Liturgische Akteure: Normen und gottesdienstliche Praxis
08.04.2015DFG fördert gemeinsames Forschungsprojekt von Prof. Dr. Martin Stuflesser und Prof. Dr. Dr. Hans-Georg Ziebertz
Grund zur Freude bei Prof. Dr. Martin Stuflesser (Lehrstuhl für Liturgiewissenschaft) und Prof. Dr. Dr. Hans-Georg Ziebertz (Lehrstuhl für Religionspädagogik und Didaktik des Religionsunterrichts): Mit umfangreichen finanziellen Mitteln fördert die Deutsche Forschungsgemeinschaft (DFG) das auf drei Jahre angelegte, gemeinsame Forschungsprojekt zum Thema „Liturgische Akteure: Normen und gottesdienstliche Praxis“.
Das Forschungsprojekt untersucht, wie liturgische Akteure aus unterschiedlichen Personengruppen (Priester, Diakone, hauptamtliche Laien), die im kirchlichen Auftrag liturgischen Feiern vorstehen, die normativen Vorgaben zur Liturgie anwenden und was diese liturgischen Akteure dazu bewegt, von den liturgischen Vorgaben abzuweichen und etwaige, situationsbezogene Veränderungen vorzunehmen.

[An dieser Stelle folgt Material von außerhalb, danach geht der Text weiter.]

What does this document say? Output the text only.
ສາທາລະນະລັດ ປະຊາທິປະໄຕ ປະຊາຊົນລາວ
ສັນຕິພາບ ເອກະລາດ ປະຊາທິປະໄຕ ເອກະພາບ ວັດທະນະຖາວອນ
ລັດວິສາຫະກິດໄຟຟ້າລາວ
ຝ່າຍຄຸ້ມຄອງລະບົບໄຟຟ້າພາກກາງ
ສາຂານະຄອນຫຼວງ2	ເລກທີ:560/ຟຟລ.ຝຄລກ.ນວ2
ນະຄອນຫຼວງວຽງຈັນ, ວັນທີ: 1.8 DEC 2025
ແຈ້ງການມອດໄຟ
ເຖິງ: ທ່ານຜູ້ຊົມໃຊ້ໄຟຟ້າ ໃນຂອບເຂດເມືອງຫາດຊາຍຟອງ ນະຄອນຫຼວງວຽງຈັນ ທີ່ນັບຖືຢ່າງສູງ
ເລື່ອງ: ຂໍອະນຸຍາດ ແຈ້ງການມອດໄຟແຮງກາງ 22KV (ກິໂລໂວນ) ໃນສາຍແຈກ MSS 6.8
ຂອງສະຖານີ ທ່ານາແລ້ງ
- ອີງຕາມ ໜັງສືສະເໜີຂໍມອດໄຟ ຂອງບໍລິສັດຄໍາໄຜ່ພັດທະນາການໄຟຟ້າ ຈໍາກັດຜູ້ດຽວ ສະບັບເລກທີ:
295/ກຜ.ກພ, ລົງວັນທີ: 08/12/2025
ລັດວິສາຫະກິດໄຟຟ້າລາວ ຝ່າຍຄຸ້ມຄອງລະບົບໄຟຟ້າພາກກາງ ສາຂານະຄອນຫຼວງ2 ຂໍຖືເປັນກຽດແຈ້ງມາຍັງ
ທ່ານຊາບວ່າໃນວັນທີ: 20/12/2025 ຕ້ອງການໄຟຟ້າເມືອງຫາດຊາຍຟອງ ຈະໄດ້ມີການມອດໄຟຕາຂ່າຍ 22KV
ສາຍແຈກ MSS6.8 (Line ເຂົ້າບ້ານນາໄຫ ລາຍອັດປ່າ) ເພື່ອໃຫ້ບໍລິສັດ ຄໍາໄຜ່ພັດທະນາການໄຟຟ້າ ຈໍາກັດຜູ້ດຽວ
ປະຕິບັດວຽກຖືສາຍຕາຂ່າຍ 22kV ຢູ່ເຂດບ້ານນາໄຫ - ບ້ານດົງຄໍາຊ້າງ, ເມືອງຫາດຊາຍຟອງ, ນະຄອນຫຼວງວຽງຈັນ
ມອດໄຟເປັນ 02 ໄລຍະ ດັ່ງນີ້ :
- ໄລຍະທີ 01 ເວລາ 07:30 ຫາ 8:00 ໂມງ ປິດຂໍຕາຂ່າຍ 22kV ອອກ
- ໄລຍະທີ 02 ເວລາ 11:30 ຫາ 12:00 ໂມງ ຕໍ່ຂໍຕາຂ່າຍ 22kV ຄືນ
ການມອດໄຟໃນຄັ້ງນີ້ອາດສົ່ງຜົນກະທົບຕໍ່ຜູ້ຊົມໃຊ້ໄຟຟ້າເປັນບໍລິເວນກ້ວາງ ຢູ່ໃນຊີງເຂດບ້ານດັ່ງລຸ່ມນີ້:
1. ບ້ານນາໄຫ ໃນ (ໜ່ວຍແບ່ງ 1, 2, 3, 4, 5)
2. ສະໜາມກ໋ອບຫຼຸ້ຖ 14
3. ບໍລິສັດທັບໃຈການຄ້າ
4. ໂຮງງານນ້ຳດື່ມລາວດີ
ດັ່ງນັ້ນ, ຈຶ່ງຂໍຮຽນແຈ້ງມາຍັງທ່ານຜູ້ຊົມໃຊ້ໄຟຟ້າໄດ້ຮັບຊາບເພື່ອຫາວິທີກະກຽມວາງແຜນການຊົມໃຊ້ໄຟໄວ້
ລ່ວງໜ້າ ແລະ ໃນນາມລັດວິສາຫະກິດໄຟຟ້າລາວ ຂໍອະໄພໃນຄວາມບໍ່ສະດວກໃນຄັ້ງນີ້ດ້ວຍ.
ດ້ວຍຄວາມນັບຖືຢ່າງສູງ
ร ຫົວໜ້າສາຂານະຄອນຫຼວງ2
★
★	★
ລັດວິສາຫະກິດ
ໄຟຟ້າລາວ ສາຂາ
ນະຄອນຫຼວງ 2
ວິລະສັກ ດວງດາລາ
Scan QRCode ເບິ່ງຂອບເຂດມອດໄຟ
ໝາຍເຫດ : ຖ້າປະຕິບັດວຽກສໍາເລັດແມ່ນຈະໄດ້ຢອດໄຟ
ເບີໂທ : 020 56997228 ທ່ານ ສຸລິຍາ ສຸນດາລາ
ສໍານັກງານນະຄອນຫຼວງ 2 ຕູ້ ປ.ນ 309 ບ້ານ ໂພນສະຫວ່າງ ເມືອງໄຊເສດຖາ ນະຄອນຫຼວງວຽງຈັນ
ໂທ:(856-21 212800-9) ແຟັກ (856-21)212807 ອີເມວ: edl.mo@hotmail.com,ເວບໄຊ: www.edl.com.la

Die liturgiewissenschaftliche Analyse gottesdienstlicher Vorgänge basiere bislang zumeist auf einer Untersuchung der einzelnen liturgischen Riten, wie sie in Textbüchern festgelegt sind, so Lehrstuhlinhaber Prof. Dr. Martin Stuflesser. Demgegenüber ergänze das neue Forschungsprojekt den Methodenkanon der Liturgiewissenschaft nun auch um einen empirischen Forschungsansatz.
Das Projekt will dabei zeigen, ob und welche Wahlmöglichkeiten liturgische Akteure haben, aber auch welche Ergänzungen, Abwandlungen oder Abweichungen gegenüber der jeweiligen liturgischen Ordnung vorgenommen werden. Dabei ist von besonderem Interesse, wie die Vorgaben der liturgischen Bücher von den Akteuren im Einzelnen interpretiert werden und welche Motive und Einsichten für die liturgischen Akteure handlungsleitend sind.
Veränderungen der liturgischen Vorgaben, wie sie in der konkreten Praxis vorkommen und die auch von Liturgiewissenschaftlern als Normabweichungen wahrgenommen werden, werden dabei zuweilen pauschal als „Liturgie-Missbrauch“ gedeutet und häufig in Verbindung mit einer Kritik an der Liturgiereform überhaupt und mit der Klage über eine mangelnde liturgische Bildung zur Sprache gebracht. Die Frage nach den Gründen und Ursachen, die zu solchen Änderungen des Ritus führten, kamen dabei, so Stuflesser, entweder gar nicht oder viel zu selten in den Blick. Die empirische Untersuchung der tatsächlichen Motivationen und subjektiven Voraussetzungen der liturgisch Handelnden steht daher im Mittelpunkt des neuen Forschungsprojektes.
Die Erforschung der Wirkungsgeschichte der Liturgiereform des II. Vatikanischen Konzils bildet schon seit mehreren Jahren einen Forschungsschwerpunkt am Lehrstuhl für Liturgiewissenschaft der Universität Würzburg. Ein ebenfalls von der DFG gefördertes Forschungsprojekt hatte in den Jahren 2010-2013 bereits die Rezeption der Liturgiereform im Bereich der (Liturgie-)Theologie erforscht. Der durch den Lehrstuhl organisierte Forschungskongress der Societas Liturgica: „Liturgiereformen in den Kirchen“ im August 2013 untersuchte die Rezeption der liturgietheologischen Grundanliegen der Liturgiereform des II. Vatikanums im Bereich der Ökumene.
„Mit der zugesagten finanziellen Förderung des neuen Forschungsprojektes anerkennt die DFG auch die bisherige Forschungsleistung auf diesem Forschungsgebiet“, so äußerte sich Prof. Stuflesser erfreut über das nun bewilligte Forschungsprojekt. Nach Meinung des Würzburger Liturgiewissenschaftlers wird mit der empirischen Erforschung der Rezeption liturgischer Konzepte ein bislang noch nicht bearbeitetes Forschungsfeld untersucht und damit ein fundamentaler Beitrag zum Verständnis der Wirkungsgeschichte der Liturgiereform des II. Vatikanischen Konzils geleistet.